Another thing I started doing to encourage myself to stop smoking is playing my bassoon again. And boy oh boy, am I rusty. I picked up a few beginner’s books of popular music and classic concertos, and I’ve been trying to practice for about half an hour each day. It’s not a lot, but I’m slowly getting my chops back and honestly, practicing for much longer really frustrates me because I remember how good I used to be and how I am not that good any more. On the other hand, I’m really amazed at how after almost two years, my fingers still know the keys and can whip through passages with the same speed I did when I played them for juries in college.

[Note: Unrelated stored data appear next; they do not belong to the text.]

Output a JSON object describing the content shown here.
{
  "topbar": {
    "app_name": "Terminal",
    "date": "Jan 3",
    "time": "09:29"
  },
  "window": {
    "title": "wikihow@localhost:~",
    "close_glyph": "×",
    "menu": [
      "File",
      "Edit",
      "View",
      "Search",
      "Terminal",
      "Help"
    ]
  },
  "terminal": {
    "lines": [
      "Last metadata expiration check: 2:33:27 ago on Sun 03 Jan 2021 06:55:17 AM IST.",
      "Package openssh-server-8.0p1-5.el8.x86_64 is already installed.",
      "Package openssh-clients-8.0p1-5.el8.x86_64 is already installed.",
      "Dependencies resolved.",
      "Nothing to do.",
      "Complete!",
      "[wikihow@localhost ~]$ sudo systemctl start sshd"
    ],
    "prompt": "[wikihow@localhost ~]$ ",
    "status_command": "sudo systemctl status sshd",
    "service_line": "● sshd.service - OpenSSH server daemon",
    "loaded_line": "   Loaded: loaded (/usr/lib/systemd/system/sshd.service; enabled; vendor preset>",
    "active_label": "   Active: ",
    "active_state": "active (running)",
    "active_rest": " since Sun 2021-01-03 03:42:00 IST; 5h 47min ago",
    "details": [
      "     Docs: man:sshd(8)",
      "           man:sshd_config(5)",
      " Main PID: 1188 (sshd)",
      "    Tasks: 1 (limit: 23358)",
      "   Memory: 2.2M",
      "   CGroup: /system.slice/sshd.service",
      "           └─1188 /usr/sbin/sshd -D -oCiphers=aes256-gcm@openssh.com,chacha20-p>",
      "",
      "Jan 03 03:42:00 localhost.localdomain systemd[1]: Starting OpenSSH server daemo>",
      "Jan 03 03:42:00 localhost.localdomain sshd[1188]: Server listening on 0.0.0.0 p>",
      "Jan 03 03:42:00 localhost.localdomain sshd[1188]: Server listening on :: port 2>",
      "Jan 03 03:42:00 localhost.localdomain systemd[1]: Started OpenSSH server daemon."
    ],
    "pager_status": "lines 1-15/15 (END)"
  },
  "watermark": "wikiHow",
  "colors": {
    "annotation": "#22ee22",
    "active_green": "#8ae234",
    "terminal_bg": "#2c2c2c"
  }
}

It’s doubly nice, because it reminds me of parts of myself that my eating disorder took away. I used to live, breathe, and drink music — I spent hours every week practicing, composing, sitting in rehearsals. I loved it. I still do, as it turns out. One of the books that I bought came with a CD of piano accompaniments and I am loving listening to the melodies and harmonies weaving together as I play.
I’ve been thinking a lot lately about how far I’ve come in the past year and a half. I can attribute it to nothing but the glory of God. Yes, I’ve put in a fair amount of work, but even that account for the vast changes that have occurred in my life. I went on the cruise and was able to eat three meals a day, drink alcohol, sit around without running off to the gym. I spontaneously went out to dinner with friends on Friday night to a sushi restaurant, which I could have never done last fall. I went to a baby shower on Saturday (complete with a full spread of foods) then followed that with a wine and cheese birthday party that night. People are noticing that I’m in a “really good place” and I’m more present in conversations.
In short, recovery is finally paying off. Finally. Do I still have freak-outs about my nutrition goals for the week? About what is going to be at a party? Do I still read menus before I go out to determine what I might be comfortable eating? Sure. I still do all of these things. But the point is, I’m going OUT. I’m meeting new friends. I’m starting to act like an actual human being, instead of a prisoner in a cage of my own design.
And I am so unbelievably thankful — especially for all of you who have supported me the past two years. I simply couldn’t have done it without your kind and encouraging words, your shoulders to cry on, and your reminder that all things are working together for the good of those who love God.
Thank you, guys. I love you more than I could possibly say.
*Please understand that I do NOT condone smoking at all. I am actually a little disturbed and disgusted that I do it. I am working on quitting (some days, I’m working harder than others). If you smoke and want to quit, visit Become an Ex for tips on how to quit.